Another literary masterpiece by my loved author Terry Pratchett, the Wee Free Men is a mixture of the usual Pratchett fantasy with some pretty weird dreams stuff that feel taken out of an a Lewis Carroll book (Through the Looking Glass, or Alice in Wonderland). And to top it all, we also have the Nac Mac Feegle, a race of war loving creatures that are simply hilarious.
The book tells the story of how a little but very smart girl from “the chalk” gets involved in a quest to save the world from evil monsters that come from some dreamland that is somehow connected to our reality. That is basically it, and I don’t know how to tell more without spoiling the fun.

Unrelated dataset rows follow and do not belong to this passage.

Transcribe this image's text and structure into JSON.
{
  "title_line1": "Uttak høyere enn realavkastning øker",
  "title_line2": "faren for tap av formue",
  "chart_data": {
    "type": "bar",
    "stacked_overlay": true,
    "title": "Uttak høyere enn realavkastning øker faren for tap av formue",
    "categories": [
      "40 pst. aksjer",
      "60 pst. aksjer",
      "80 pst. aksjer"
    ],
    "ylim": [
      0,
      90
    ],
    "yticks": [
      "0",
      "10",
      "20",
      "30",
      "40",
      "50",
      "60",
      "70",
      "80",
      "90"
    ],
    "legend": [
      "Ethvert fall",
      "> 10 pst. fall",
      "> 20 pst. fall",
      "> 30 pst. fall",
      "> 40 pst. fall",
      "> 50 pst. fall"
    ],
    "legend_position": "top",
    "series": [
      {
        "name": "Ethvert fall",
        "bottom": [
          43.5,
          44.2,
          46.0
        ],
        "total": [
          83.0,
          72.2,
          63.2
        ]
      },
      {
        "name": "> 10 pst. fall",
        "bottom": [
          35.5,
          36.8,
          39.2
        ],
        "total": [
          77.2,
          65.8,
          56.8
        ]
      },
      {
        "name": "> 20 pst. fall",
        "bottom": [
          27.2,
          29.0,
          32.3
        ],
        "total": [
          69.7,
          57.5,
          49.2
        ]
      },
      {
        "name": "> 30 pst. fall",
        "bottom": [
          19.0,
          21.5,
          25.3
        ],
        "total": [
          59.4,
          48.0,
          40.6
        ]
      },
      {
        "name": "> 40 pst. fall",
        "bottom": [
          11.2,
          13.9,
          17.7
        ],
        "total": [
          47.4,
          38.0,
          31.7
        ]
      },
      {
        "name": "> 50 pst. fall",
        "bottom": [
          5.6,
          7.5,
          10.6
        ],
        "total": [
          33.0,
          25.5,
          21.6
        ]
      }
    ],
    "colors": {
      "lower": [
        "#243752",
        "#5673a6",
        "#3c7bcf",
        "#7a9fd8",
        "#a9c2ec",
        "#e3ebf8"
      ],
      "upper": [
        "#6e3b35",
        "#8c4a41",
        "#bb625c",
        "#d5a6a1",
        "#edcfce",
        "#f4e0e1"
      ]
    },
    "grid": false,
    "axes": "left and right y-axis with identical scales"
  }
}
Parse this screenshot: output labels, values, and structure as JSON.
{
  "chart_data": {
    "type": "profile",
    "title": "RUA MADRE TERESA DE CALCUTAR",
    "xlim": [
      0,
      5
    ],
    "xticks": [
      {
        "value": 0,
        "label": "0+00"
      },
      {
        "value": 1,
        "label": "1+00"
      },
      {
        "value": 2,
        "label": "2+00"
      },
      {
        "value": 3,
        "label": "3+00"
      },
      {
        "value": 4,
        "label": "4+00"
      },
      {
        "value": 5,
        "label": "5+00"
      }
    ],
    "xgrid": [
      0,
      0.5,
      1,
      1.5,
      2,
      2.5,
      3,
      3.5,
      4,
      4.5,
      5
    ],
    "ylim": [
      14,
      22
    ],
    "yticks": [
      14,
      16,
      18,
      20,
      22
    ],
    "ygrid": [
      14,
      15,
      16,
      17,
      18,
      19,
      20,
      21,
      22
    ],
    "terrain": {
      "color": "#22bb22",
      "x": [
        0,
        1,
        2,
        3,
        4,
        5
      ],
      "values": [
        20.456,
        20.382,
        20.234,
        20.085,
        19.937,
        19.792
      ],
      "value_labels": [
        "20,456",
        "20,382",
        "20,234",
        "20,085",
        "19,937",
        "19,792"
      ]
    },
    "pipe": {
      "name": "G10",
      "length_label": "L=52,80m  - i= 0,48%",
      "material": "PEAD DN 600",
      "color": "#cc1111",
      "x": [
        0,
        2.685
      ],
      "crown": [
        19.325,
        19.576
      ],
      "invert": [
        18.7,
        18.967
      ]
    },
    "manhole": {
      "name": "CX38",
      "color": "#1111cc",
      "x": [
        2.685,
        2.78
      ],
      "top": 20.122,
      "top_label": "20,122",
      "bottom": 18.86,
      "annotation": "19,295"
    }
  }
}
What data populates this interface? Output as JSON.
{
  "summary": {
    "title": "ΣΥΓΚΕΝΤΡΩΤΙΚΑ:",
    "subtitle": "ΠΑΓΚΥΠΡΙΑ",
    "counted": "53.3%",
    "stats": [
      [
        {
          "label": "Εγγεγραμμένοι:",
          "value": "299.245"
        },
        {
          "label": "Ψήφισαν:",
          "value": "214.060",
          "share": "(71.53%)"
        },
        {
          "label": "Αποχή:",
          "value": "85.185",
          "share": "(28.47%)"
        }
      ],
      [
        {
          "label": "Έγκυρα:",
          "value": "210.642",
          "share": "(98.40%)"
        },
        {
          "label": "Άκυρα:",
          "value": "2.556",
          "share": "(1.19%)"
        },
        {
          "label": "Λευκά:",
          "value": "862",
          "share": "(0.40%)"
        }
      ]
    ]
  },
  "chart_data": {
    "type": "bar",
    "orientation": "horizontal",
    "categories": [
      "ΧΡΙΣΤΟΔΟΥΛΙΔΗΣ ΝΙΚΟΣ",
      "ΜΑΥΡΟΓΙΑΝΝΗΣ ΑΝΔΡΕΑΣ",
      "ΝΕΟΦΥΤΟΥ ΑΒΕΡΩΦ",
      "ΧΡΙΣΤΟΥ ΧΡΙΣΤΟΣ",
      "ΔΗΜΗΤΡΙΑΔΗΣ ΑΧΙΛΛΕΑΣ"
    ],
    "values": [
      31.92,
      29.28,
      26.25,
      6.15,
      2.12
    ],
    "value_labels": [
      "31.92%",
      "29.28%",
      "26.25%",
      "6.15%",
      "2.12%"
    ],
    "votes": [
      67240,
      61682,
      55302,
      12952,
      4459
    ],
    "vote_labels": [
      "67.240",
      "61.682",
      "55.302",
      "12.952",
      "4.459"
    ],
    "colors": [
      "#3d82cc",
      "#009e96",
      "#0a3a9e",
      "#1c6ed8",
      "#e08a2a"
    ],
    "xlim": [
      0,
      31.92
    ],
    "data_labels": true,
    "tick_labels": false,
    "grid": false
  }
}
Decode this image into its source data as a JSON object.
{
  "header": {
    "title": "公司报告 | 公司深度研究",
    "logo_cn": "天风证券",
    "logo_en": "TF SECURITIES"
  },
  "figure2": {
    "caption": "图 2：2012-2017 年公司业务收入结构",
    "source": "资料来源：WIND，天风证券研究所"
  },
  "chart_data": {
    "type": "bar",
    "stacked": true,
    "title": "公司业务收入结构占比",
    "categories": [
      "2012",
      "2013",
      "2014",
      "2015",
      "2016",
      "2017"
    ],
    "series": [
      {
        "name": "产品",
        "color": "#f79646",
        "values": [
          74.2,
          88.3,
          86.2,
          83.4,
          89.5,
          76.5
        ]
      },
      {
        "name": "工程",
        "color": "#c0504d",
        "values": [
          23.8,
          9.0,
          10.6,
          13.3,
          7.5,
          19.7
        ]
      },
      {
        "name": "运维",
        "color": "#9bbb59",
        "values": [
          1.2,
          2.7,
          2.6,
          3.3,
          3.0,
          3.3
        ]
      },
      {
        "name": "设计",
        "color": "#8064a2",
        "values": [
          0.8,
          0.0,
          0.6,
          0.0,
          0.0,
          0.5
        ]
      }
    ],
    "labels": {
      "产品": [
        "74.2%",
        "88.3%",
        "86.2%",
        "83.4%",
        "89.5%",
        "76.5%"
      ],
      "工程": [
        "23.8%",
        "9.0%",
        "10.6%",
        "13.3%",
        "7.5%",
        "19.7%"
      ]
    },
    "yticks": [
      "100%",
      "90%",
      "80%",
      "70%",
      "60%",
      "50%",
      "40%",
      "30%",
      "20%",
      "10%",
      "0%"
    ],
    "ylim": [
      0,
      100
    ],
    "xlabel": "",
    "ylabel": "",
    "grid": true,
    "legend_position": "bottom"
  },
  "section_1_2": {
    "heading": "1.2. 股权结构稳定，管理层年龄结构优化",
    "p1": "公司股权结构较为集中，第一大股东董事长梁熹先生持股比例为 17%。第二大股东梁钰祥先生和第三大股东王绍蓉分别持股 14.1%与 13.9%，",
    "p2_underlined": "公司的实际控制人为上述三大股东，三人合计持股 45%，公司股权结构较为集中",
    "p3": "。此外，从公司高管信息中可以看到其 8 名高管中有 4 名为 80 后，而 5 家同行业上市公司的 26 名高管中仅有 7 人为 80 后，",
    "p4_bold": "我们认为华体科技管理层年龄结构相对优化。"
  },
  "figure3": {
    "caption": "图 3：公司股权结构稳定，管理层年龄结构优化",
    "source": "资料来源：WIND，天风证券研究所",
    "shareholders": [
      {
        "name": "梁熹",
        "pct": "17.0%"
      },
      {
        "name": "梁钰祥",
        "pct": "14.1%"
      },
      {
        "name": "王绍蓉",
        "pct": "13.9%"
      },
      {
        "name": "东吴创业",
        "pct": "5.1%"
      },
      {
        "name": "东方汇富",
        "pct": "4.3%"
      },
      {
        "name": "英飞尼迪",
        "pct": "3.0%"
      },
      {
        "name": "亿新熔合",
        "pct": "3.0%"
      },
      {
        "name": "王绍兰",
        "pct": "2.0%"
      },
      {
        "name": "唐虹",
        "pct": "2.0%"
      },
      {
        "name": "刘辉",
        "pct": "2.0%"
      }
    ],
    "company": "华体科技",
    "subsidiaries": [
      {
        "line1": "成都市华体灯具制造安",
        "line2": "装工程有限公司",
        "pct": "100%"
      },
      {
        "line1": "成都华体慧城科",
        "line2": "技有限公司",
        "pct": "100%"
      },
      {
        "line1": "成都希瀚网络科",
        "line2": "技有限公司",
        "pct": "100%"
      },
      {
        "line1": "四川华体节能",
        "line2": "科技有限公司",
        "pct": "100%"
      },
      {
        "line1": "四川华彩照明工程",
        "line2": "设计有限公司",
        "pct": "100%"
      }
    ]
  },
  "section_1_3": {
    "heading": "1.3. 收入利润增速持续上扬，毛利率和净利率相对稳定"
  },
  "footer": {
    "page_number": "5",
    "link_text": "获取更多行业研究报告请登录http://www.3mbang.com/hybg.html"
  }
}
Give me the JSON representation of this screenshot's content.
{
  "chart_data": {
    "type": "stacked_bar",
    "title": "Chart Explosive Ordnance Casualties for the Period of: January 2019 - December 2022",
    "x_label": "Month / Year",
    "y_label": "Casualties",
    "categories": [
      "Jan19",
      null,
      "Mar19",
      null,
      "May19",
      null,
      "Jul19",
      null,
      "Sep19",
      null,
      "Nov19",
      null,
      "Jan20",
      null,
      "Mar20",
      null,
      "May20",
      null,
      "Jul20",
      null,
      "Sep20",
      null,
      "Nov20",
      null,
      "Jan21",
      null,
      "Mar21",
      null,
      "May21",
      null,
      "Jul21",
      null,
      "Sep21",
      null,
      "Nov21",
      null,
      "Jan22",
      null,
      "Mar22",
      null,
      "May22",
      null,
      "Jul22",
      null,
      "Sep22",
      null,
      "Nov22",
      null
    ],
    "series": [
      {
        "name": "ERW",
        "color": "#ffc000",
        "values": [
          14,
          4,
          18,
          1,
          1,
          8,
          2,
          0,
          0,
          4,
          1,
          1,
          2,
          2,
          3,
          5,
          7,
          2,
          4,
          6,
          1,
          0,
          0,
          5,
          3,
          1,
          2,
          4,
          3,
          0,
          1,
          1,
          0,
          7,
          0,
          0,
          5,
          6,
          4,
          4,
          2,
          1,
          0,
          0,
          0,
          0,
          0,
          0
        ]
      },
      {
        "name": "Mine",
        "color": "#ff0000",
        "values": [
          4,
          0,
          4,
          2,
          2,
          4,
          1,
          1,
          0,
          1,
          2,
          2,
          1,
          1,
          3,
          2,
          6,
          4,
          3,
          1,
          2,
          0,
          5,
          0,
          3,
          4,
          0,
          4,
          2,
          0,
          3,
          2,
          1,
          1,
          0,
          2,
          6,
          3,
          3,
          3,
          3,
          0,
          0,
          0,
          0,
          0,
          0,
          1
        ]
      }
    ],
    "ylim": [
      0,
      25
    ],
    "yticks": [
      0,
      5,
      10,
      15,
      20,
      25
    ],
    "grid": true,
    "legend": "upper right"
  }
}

What I really liked about the book are the lessons about good behavior, kindness and correctness that are thrown every couple of pages. How the people who do wrong are either punished or understand their mistake. This is something that I didn’t find in previous Pratchett books, and I kind of liked it, although IMHO the number of morals could be reduced a bit.
In conclusion, great book, great author, great fun!
After reading “The God Delusion” by Richard Dawkins (a book I had to make myself finish although I hated it), I needed some light reading material to clear up my brain, and what better than a Terry Pratchett book to do the job!
But “The Science of Discworld” is not your ordinary Discworld book. It is actually parallel to Dawkins’ book – talking about how the world (ours) was created, as seen from the perspective of the wizards of the Unseen University. And it also talks about how our brains work, about how we think (reminding me of Hofstadter, which I love).
As usual, Pratchett doesn’t disappoint me (well, almost, except one time for now), and I really enjoyed this book. One quote from was worth all of it:
“Beware of scientific fundamentalists who try to tell you everything is pretty much worked out, and only a few routine details are left to do. It is just when the majority of scientists believe such things that the next revolution in our world-view creeps into being…” – Terry Pratchett, “The Science of Discworld”
Keep them coming Sir. Pratchett!
If you have read any of my previous book reviews, you know I am a big fan of Terry Pratchett. Sadly, Snuff was not good. To tell the truth, it was actually pretty bad; it was the first time I started looking forward in his books to see where the chapter ends so that I can go to sleep.
Snuff tells the story of an adventure that captures Sam Vimes while he is on vacations in the country with his wife. It seems that Vimes acquired a number of “super powers” since the last time I read about him, so I must have skipped a book or two in the line, but this never seemed to bother me before. Now it did. Sam seems to be a kind of superman that can do all kinds of magical and mystical things. There are many characters in the Discworld series who have superpowers, but they are never used so many times to solve all of their problems. In Snuff, the plot is a bit too centered in him. Maybe that what Pratchett’s idea.
Not that the book is so bad. It is funny and easy to read (as always), but it didn’t have any of the WOW moments that I usually get from reading his books. I really hope this doesn’t happen anymore.